Quand j’ai commencé Scenario Buzz, j’avais cette idée un peu naïve que ça allait entraîner mes confrères à parler, que les langues allaient se délier. Mais il faut déjà prendre en compte que c’est très chronophage, j’y consacre tous mes dimanches et environ 2 à 3 heures par jour.

Ça implique aussi de prendre des risques car même si ça m’a donné un certain « pouvoir » ça m’a aussi crée des inimités. J’ai souvent entendu de la part de mes collègues scénaristes « c’est bien ce que tu fais, on aimerait faire pareil mais on ne peut pas, on n’ose pas ». Mais après c’est toujours pareil : lorsque l’on veut faire quelque chose mais que l’on a peur de froisser, de vexer, on s’autocensure et on ne fait rien. Pour moi cet espace d’expression est absolument nécessaire. 

Ça m’apporte beaucoup, ça crée un équilibre. C’est mon chez moi et ça me permet d’éviter de tomber dans l’aigreur ou de me décourager. J’encourage vivement les scénaristes et auteurs à écrire sur d’autres supports car c’est très sain de pouvoir se consacrer à des choses personnelles.

Vous faîtes partie du collectif Women in Film France, pouvez vous nous parler de votre action au sein de cette association ?

Le collectif Women in France se bat pour la représentativité des femmes dans le milieu du cinéma, de l’audiovisuel et des nouveaux médias. Le comité est venu me chercher pour marrainer leur concours d’écriture C’est un deuxième combat qui s’est greffé au premier car si les conditions de travail sont compliquées pour les scénaristes, elles le sont encore plus pour les femmes.

Dans l’esprit du public le scénariste est un homme, plutôt vieux, plutôt bedonnant, plutôt aigri. Je veux montrer qu’une diversité existe. Il est facile d’argumenter en prenant en exemple les quelques femmes qui réussissent. On loue leur parcours pour dire qu’il n’y a pas de problème de représentation en France mais ça reste des épiphénomènes. Il y a 15% de femmes en activité alors qu’il y a 50% de femmes dans les écoles de cinéma. C’est là que le bât blesse.

Avez vous déjà pensé à écrire sur d’autres supports ?

J’y ai pensé  bien sur, sous forme de livre. Mais le problème c’est que le ebook se vend très mal  en France. Je pense aussi que l’intérêt de ce blog réside dans son interactivité, son caractère encyclopédique car il renvoie toujours à des liens vers des articles plus anciens.

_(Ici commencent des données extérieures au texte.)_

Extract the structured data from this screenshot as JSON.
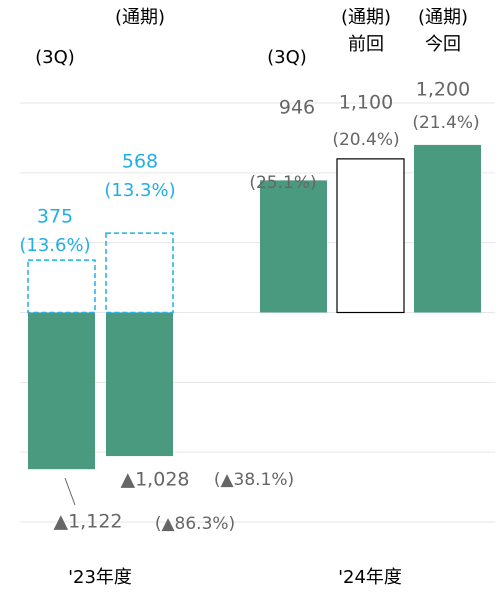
{
  "chart_data": {
    "type": "bar",
    "ylim": [
      -1500,
      1500
    ],
    "yticks": [
      -1500,
      -1000,
      -500,
      0,
      500,
      1000,
      1500
    ],
    "grid": true,
    "headers": [
      "(通期)",
      "(3Q)",
      "(3Q)",
      "(通期)",
      "前回",
      "(通期)",
      "今回"
    ],
    "groups": [
      "'23年度",
      "'24年度"
    ],
    "bars": [
      {
        "value": -1122,
        "value_label": "▲1,122",
        "rate_label": "(▲86.3%)",
        "style": "solid",
        "color": "#4a9a80"
      },
      {
        "value": 375,
        "rate_label": "(13.6%)",
        "style": "dashed",
        "color": "#22aee6"
      },
      {
        "value": -1028,
        "value_label": "▲1,028",
        "rate_label": "(▲38.1%)",
        "style": "solid",
        "color": "#4a9a80"
      },
      {
        "value": 568,
        "rate_label": "(13.3%)",
        "style": "dashed",
        "color": "#22aee6"
      },
      {
        "value": 946,
        "rate_label": "(25.1%)",
        "style": "solid",
        "color": "#4a9a80"
      },
      {
        "value": 1100,
        "value_label": "1,100",
        "rate_label": "(20.4%)",
        "style": "outline",
        "color": "#000000"
      },
      {
        "value": 1200,
        "value_label": "1,200",
        "rate_label": "(21.4%)",
        "style": "solid",
        "color": "#4a9a80"
      }
    ]
  }
}
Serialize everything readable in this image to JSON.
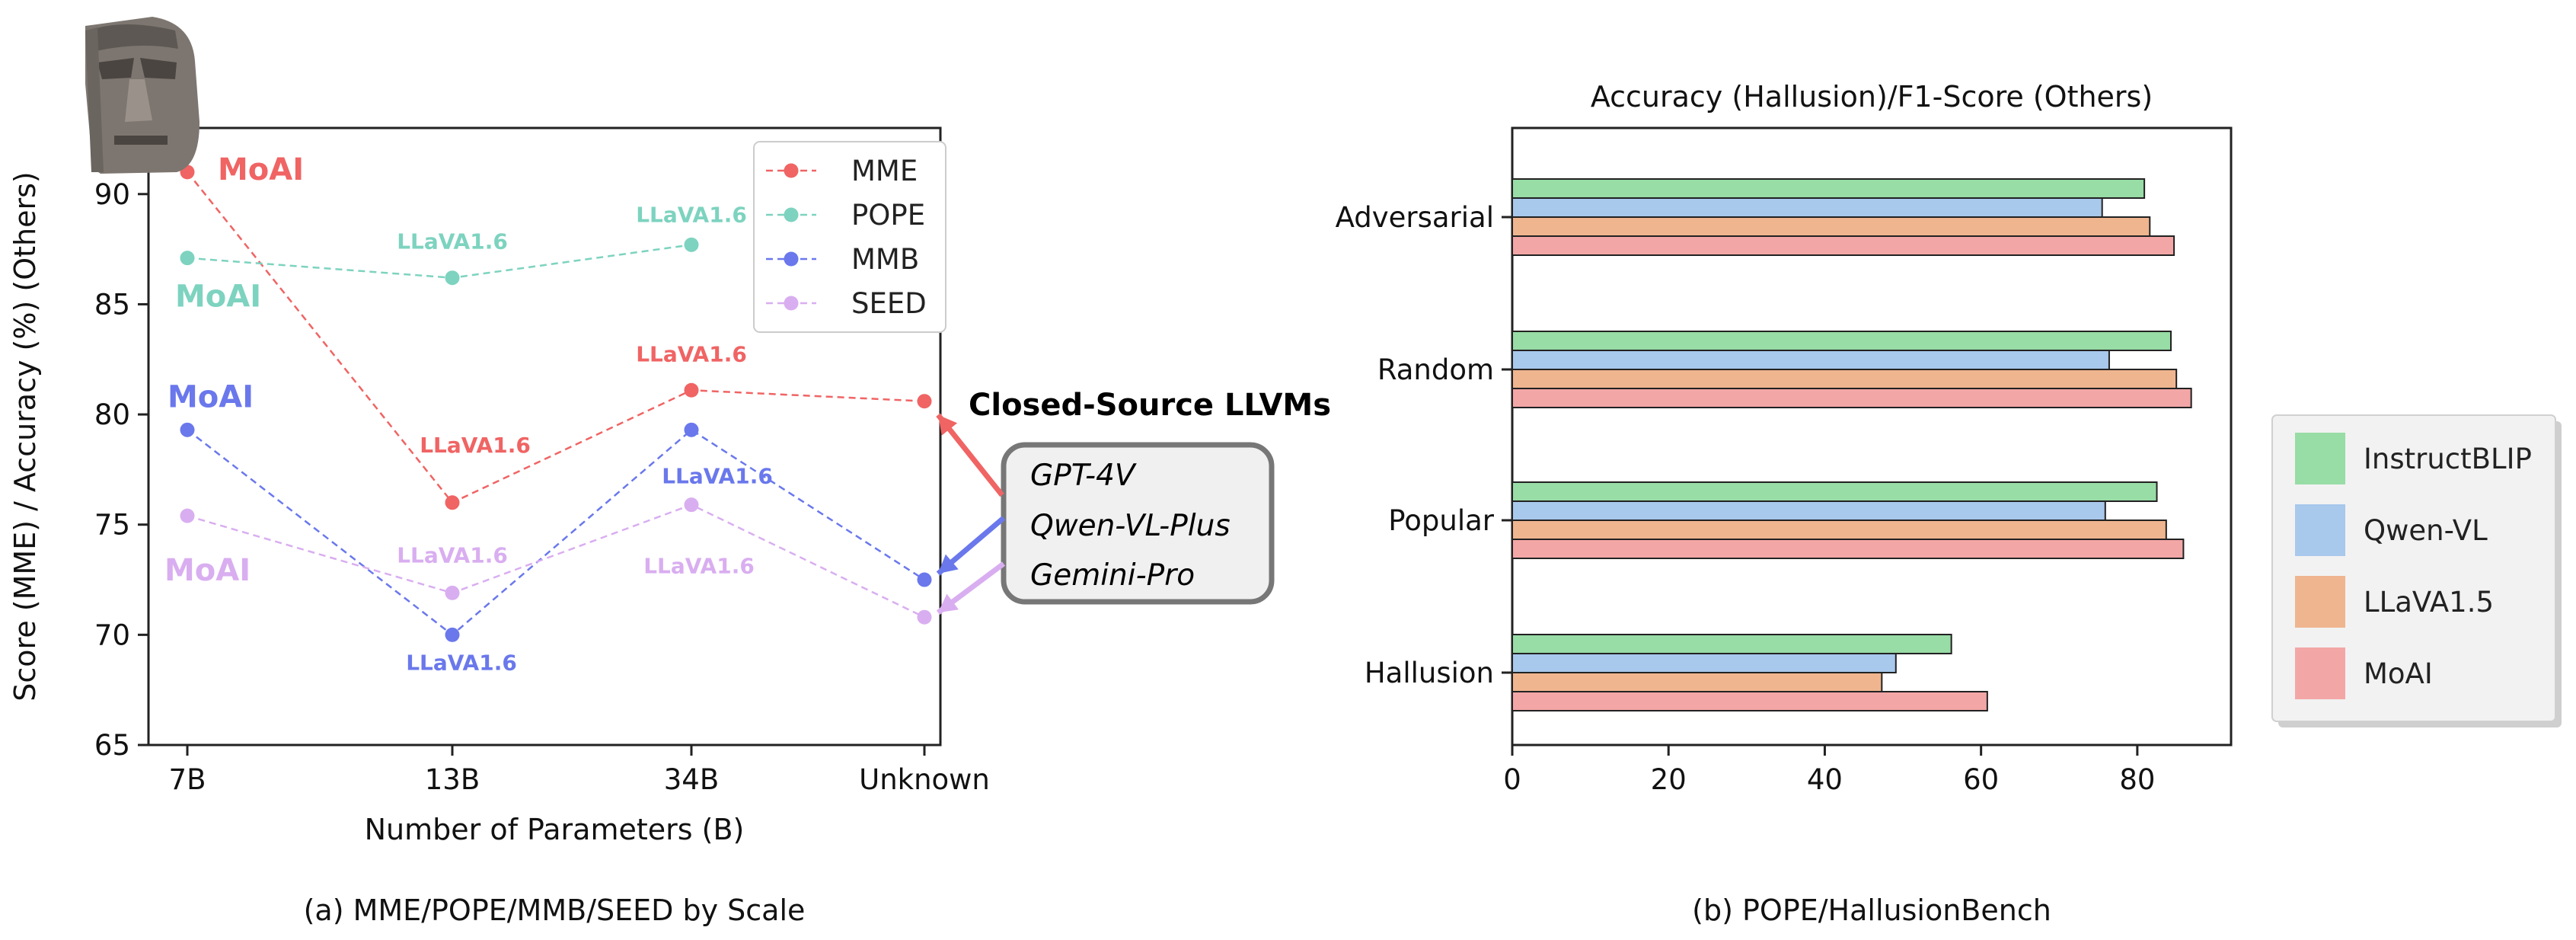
{
  "figure_a": {
    "caption": "(a) MME/POPE/MMB/SEED by Scale",
    "xlabel": "Number of Parameters (B)",
    "ylabel": "Score (MME) / Accuracy (%) (Others)",
    "closed_source_title": "Closed-Source LLVMs",
    "closed_source_models": [
      "GPT-4V",
      "Qwen-VL-Plus",
      "Gemini-Pro"
    ],
    "point_labels": {
      "first": "MoAI",
      "middle": "LLaVA1.6"
    }
  },
  "figure_b": {
    "caption": "(b) POPE/HallusionBench",
    "title": "Accuracy (Hallusion)/F1-Score (Others)"
  },
  "chart_data": [
    {
      "type": "line",
      "categories": [
        "7B",
        "13B",
        "34B",
        "Unknown"
      ],
      "ylim": [
        65,
        93
      ],
      "yticks": [
        65,
        70,
        75,
        80,
        85,
        90
      ],
      "legend_position": "top-right",
      "series": [
        {
          "name": "MME",
          "color": "#f06464",
          "values": [
            91.0,
            76.0,
            81.1,
            80.6
          ]
        },
        {
          "name": "POPE",
          "color": "#7dd3bf",
          "values": [
            87.1,
            86.2,
            87.7,
            null
          ]
        },
        {
          "name": "MMB",
          "color": "#6a78ec",
          "values": [
            79.3,
            70.0,
            79.3,
            72.5
          ]
        },
        {
          "name": "SEED",
          "color": "#d9aef0",
          "values": [
            75.4,
            71.9,
            75.9,
            70.8
          ]
        }
      ]
    },
    {
      "type": "bar",
      "orientation": "horizontal",
      "categories": [
        "Adversarial",
        "Random",
        "Popular",
        "Hallusion"
      ],
      "xlim": [
        0,
        92
      ],
      "xticks": [
        0,
        20,
        40,
        60,
        80
      ],
      "legend_position": "right",
      "series": [
        {
          "name": "InstructBLIP",
          "color": "#98dca6",
          "values": [
            80.9,
            84.3,
            82.5,
            56.2
          ]
        },
        {
          "name": "Qwen-VL",
          "color": "#a8c8ec",
          "values": [
            75.5,
            76.4,
            75.9,
            49.1
          ]
        },
        {
          "name": "LLaVA1.5",
          "color": "#efb58f",
          "values": [
            81.6,
            85.0,
            83.7,
            47.3
          ]
        },
        {
          "name": "MoAI",
          "color": "#f3a6a6",
          "values": [
            84.7,
            86.9,
            85.9,
            60.8
          ]
        }
      ]
    }
  ]
}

Si je devais entamer cette démarche, je reprendrais surtout l’aspect témoignage et chronique car je me suis rendue compte, grâce aux audiences du blog, que c’était surtout ce qui intéressait les gens. D’ailleurs j’ai pu constater que ces contenus n’intéressaient pas uniquement les scénaristes mais aussi les cinéphiles qui ont envie de connaître l’envers du décor.  Pour l’instant j’ai des projets plus urgents à mettre en place mais cette idée reste dans un coin de ma tête.